I didn't either until a friend who has a daughter with autism told me she didn't agree with them when I sent her a link on something from their FB page. She also cited their lack of representation on the board, whether it be someone with autism or a family member who has been directly impacted by it.
I didn't either until a friend who has a daughter with autism told me she didn't agree with them when I sent her a link on something from their FB page. She also cited their lack of representation on the board, whether it be someone with autism or a family member who has been directly impacted by it.
Bob and Suzanne Wright founded Autism Speaks after their grandson was diagnosed in 2005. There was a time when their daughter, mother of the grandson with ASD, was at odds with them publicly over the direction of the organization.
It sounds like a similar debate to what goes on in the deaf community, if it's okay to make a deaf child hear instead of I guess teaching them to deal with being deaf.
Except that's what Autism Speaks is trying to do, teach children and adults to deal with being on the spectrum, by making treatments and therapies available to them.
Some autistic people make the argument that they don't need treatment or therapy, and that Autism Speaks continues the notion that there's something wrong with them that needs fixing. Instead, they want the message to be one of difference, rather than deficiency.
But, I believe it would be a huge disservice to children and adults with ASD (who may want, or who's parents want treatment) to offer no treatment.

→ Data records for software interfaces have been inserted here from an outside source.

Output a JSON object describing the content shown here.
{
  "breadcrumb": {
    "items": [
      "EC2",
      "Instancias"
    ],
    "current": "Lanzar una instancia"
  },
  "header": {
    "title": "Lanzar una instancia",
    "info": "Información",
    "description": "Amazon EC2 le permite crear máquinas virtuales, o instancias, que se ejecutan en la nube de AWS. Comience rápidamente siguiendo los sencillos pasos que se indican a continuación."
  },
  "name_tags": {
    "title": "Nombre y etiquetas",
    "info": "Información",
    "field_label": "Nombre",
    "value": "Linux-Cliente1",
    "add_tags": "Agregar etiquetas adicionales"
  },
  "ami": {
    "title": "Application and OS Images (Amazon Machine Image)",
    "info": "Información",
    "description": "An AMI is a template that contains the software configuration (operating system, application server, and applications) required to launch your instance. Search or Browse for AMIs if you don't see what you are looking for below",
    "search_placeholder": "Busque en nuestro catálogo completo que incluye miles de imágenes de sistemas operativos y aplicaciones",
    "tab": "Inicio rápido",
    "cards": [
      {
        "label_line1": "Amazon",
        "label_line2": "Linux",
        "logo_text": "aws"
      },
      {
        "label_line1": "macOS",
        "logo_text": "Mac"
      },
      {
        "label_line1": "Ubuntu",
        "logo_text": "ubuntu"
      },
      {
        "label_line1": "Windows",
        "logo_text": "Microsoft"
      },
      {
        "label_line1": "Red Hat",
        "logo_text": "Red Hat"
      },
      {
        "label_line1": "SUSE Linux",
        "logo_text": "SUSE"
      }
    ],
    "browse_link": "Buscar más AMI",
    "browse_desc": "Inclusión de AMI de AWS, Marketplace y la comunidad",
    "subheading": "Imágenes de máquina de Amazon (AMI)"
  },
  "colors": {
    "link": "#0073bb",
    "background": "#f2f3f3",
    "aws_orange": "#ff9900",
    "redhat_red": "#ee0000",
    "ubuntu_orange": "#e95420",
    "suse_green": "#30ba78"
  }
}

Not people with hearing impairment need treatment, not all people with ASD need treatment, some do. Not all people with depression and heart disease need treatment, some do.
I have seen children with ASD who receive treatment who appear more content than before treatment. Those children are still loved for all the uniqueness they bring to the world.
I also think acceptance and awareness go hand in hand
Thank you for this post and for everyone's comments. My workplace has been fundraising for Autism Speaks for years and hosts their annual walk. I've always supported this without doing any further research. This certainly changes my perspective.
this post has been on my mind since i read it yesterday. i'm having a lot of not so impressed feels on it, and it's not towards AS.
i'm rolling my eyes that AS is considered a eugenics society. preventing a (likely) genetic issue that is a known hinderence in dealing with every day issues in society isn't eugenics. and it's not offensive to the people with the (likely) genetic issue. why can't people say, "i love you but i'm also going to work to see that the struggles you face every day don't have to be faced by another person."? i was born with a genetic issue and would LOVE it if people worked to end it. that doesn't mean i think people wish i hadn't been born.